Sie wollte die U-Bahn gegen 14.00 bekommen, um sich in der Buchhandlung die Gesetzestexte zum Beamtenrecht zu holen, bevor sie ihre Vorbereitungen für die Präsentation am Tag darauf fertig stellte. Die Hitze draußen war so erdrückend, dass ihr das Hemd schon am Bauch klebte, bevor sie überhaupt an der Haltestelle angekommen war. Noch in der Wohnung, hatte sie gar nicht gemerkt, wie schwül es war.
Sie hatte die Musik der französischen Punk Band, deren Namen sie nicht kannte, weil ihr Bruder ihr die CD nur gebrannt aber nicht beschriftet hatte, so laut gestellt, dass der Spaß an der Musik durch das schlechte Gewissen gegenüber ihren beiden Nachbarn getrübt wurde, und sich entschieden statt dem Rock die Leinenhose zu tragen.
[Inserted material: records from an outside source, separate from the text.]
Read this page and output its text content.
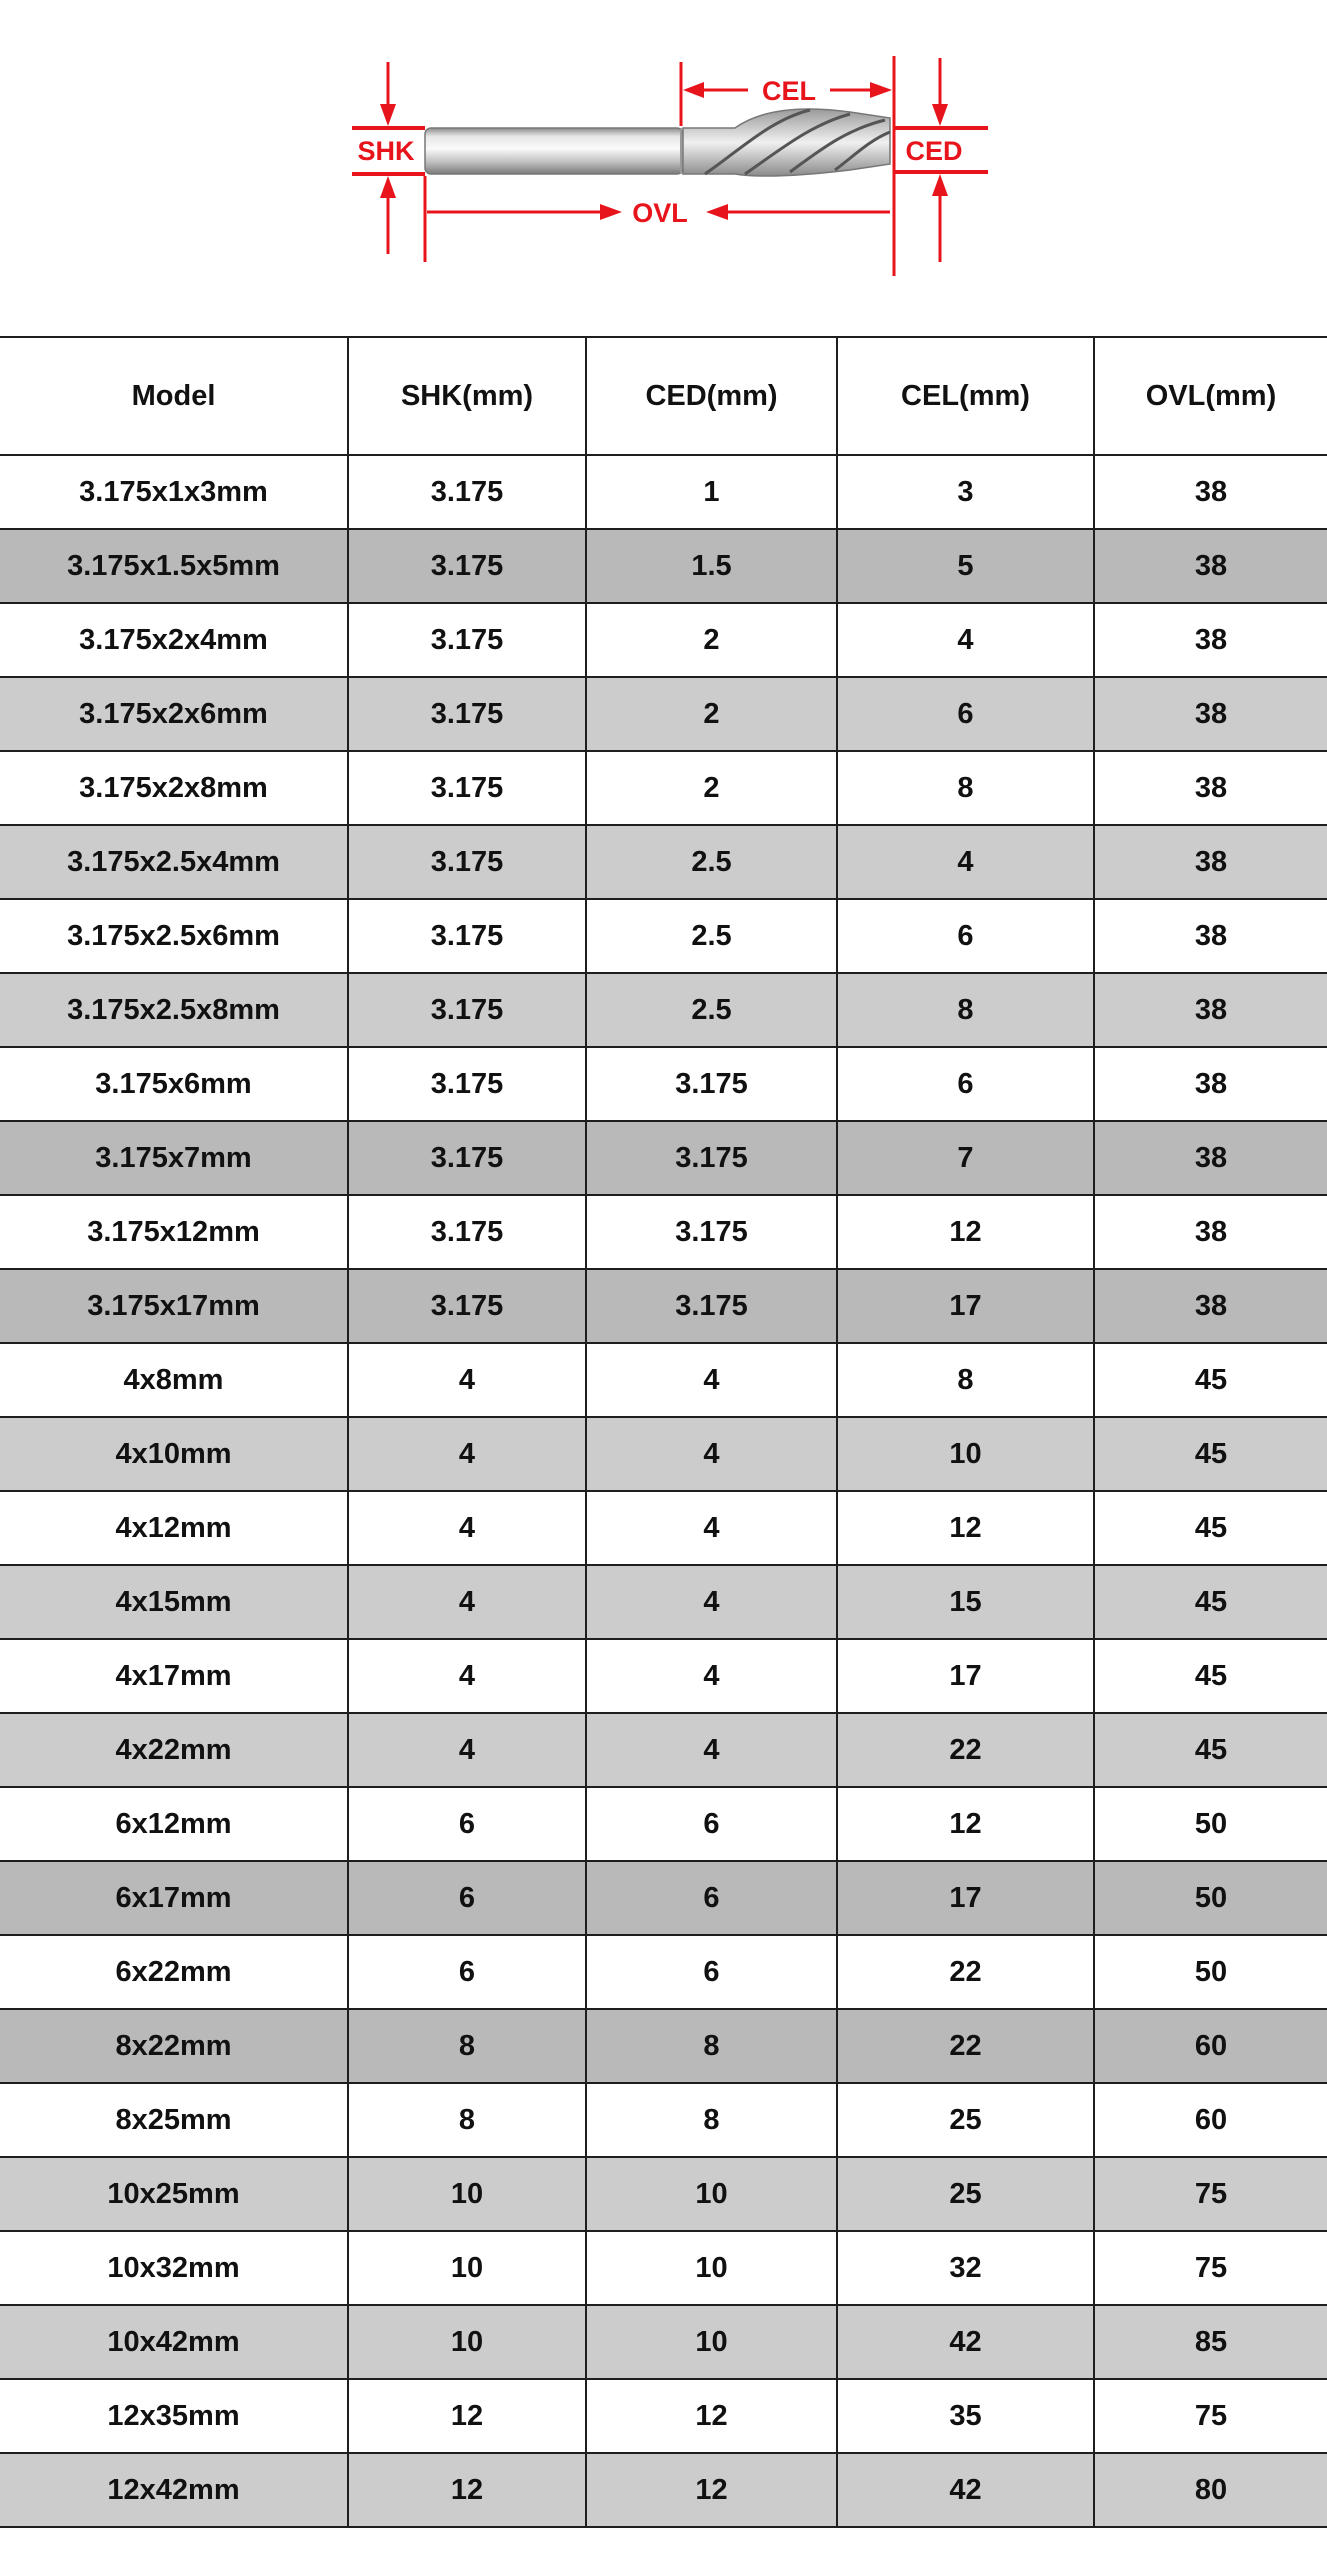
SHK	CED
CEL
OVL
Model	SHK(mm)	CED(mm)	CEL(mm)	OVL(mm)
3.175x1x3mm	3.175	1	3	38
3.175x1.5x5mm	3.175	1.5	5	38
3.175x2x4mm	3.175	2	4	38
3.175x2x6mm	3.175	2	6	38
3.175x2x8mm	3.175	2	8	38
3.175x2.5x4mm	3.175	2.5	4	38
3.175x2.5x6mm	3.175	2.5	6	38
3.175x2.5x8mm	3.175	2.5	8	38
3.175x6mm	3.175	3.175	6	38
3.175x7mm	3.175	3.175	7	38
3.175x12mm	3.175	3.175	12	38
3.175x17mm	3.175	3.175	17	38
4x8mm	4	4	8	45
4x10mm	4	4	10	45
4x12mm	4	4	12	45
4x15mm	4	4	15	45
4x17mm	4	4	17	45
4x22mm	4	4	22	45
6x12mm	6	6	12	50
6x17mm	6	6	17	50
6x22mm	6	6	22	50
8x22mm	8	8	22	60
8x25mm	8	8	25	60
10x25mm	10	10	25	75
10x32mm	10	10	32	75
10x42mm	10	10	42	85
12x35mm	12	12	35	75
12x42mm	12	12	42	80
Summend, weil sie den Text nicht konnte, ging sie ins Bad und schminkte sich die Augen, sie zog den Lidstrich ganz sanft, nicht so stark dunkel wie sonst. Sie fühlte sich nach weniger. Sie benutzte die Tagescreme und einen Hauch von Rouge, kaum merklich, nur für das Gefühl. Ihr Blick blieb für eine Sekunde an den Ohrringen hängen, die sie ordentlich paarweise neben den Spiegel gehängt hatte, dann entschied sie sich dagegen. Sie fühlte sich nach weniger.

Bevor sie das Haus verließ, blickte sie flüchtig kontrollierend in den Dielenspiegel, erinnerte sich an Sandros Lachen, der nicht verstehen konnte, dass sie sich für kurze Erledigungen so bemühte, zog die Tür hinter sich zu und eilte hinaus.
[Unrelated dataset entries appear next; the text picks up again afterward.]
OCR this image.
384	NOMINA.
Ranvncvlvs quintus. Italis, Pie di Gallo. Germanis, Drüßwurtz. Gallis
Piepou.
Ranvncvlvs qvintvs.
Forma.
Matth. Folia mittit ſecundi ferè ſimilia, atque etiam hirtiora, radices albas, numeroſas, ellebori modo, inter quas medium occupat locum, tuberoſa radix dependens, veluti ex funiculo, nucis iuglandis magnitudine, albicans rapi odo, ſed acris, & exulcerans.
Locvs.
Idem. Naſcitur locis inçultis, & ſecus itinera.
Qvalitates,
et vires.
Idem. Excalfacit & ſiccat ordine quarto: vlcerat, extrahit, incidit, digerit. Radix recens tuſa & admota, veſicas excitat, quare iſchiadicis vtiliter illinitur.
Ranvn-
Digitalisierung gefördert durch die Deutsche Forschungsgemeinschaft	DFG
Sie war eingezogen in ihr Ausgehgefühl, hatte sich 15 Minuten Zeit genommen, um sich zu verkleiden, in eine legere, gut aussehende, selbstbewusste Person, die beschäftigt die Straße hinab eilt und schon wieder am Schreibtisch sitzt, ehe der erste Anrufer vom Anrufbeantworter entgegen genommen werden musste.
Ihre Erledigung würde nicht länger als eine Stunde dauern und dafür musste sie sich Zeit lassen. Sie freute sich, und als sie sich selbst fragte, auf was oder worüber, wusste sie es nicht und bildete sich ein, sie freue sich am Wetter. Sie freute sich aber nicht am Wetter.
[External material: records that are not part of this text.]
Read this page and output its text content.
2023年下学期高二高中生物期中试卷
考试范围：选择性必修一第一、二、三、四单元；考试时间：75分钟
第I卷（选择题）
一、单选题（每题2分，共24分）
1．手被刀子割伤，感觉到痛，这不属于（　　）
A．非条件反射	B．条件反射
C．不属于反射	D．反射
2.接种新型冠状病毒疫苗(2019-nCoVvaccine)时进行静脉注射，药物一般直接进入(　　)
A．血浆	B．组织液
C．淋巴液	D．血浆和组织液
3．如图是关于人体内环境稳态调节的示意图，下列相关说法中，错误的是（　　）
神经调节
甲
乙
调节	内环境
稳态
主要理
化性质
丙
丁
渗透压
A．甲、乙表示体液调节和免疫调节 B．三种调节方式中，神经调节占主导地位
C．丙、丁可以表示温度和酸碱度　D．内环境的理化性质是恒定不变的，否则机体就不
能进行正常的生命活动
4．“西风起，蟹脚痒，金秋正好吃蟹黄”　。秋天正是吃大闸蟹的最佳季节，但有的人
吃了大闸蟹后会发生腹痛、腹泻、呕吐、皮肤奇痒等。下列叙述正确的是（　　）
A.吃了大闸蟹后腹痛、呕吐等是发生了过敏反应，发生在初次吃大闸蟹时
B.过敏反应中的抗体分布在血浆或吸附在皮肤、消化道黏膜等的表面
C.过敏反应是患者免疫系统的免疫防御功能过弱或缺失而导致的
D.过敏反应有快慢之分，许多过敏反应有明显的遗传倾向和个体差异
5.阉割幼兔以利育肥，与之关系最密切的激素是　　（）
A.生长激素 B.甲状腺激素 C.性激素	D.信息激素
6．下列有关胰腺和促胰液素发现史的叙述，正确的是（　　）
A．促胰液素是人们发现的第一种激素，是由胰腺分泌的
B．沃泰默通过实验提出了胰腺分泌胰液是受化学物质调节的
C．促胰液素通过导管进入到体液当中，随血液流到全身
Sie sah die U-Bahn kommen und beschleunigte ihren Schritt. Sie hatte es nicht eilig, aber sie wollte nicht aus der Rolle fallen und das würde passieren, wenn sie aufgehalten würde.
Sie stellte sich vor, jemanden zu treffen, fröhlich zu sein, ihr ideales Selbst. Sie würde jemanden zufällig treffen, erst gar nicht realisieren, sie war zu beschäftigt. Dann würde sie „Ach, hallo!“ sagen und „was machst du denn hier, ist ja ewig her, wie geht’s dir?“
Sie würde natürlich auf die Gegenfrage erwidern, dass es ihr super gehe, sie zwar viel zu tun habe, aber das ok sei, weil die Arbeit ihr Spaß mache.
Sie würde sehen, dass sie ihm noch gefällt.

Zack! An dieser Stelle, es war immer dasselbe, erwischte sie sich, jedes Mal. Bemerkte Marie selbst, dass es nicht irgendjemand war und nicht irgendein Zufall, und nicht irgendein Gang zur Buchhandlung, sondern das alles bis ins letzte Detail nur darauf wartete ihn zu treffen und sonst niemanden, denn jeder oder jede Andere könnte ihren Blick irritieren, sie würde abgelenkt und würde IHN dann verpassen. Er, der vielleicht gar nicht mehr hier wohnte, er der sie vielleicht gar nicht sehen wollte, dem sie vermutlich nicht mehr gefallen würde.
Er, für den sie sich schön machte, für den sie sich kleidete, den sie zum hundertsten Mal nicht zufällig traf und vielleicht, und das war viel mehr wahrscheinlich als vielleicht, überhaupt nie wieder treffen würde.

Sie stieg am Marktplatz aus der U-Bahn und überquerte die heiße Stelle, den einzigen Punkt, an dem sich ihre Wege kreuzen könnten, denn es war der Mittelpunkt auf der Strecke zwischen ihren Wohnungen, gezeichnet von einem Supermarkt. Der potenzielle, gemeinsame Supermarkt.
Sie überquerte die Straße und ihre gute Laune verflog ein bisschen, denn sie hatte ihn nicht getroffen.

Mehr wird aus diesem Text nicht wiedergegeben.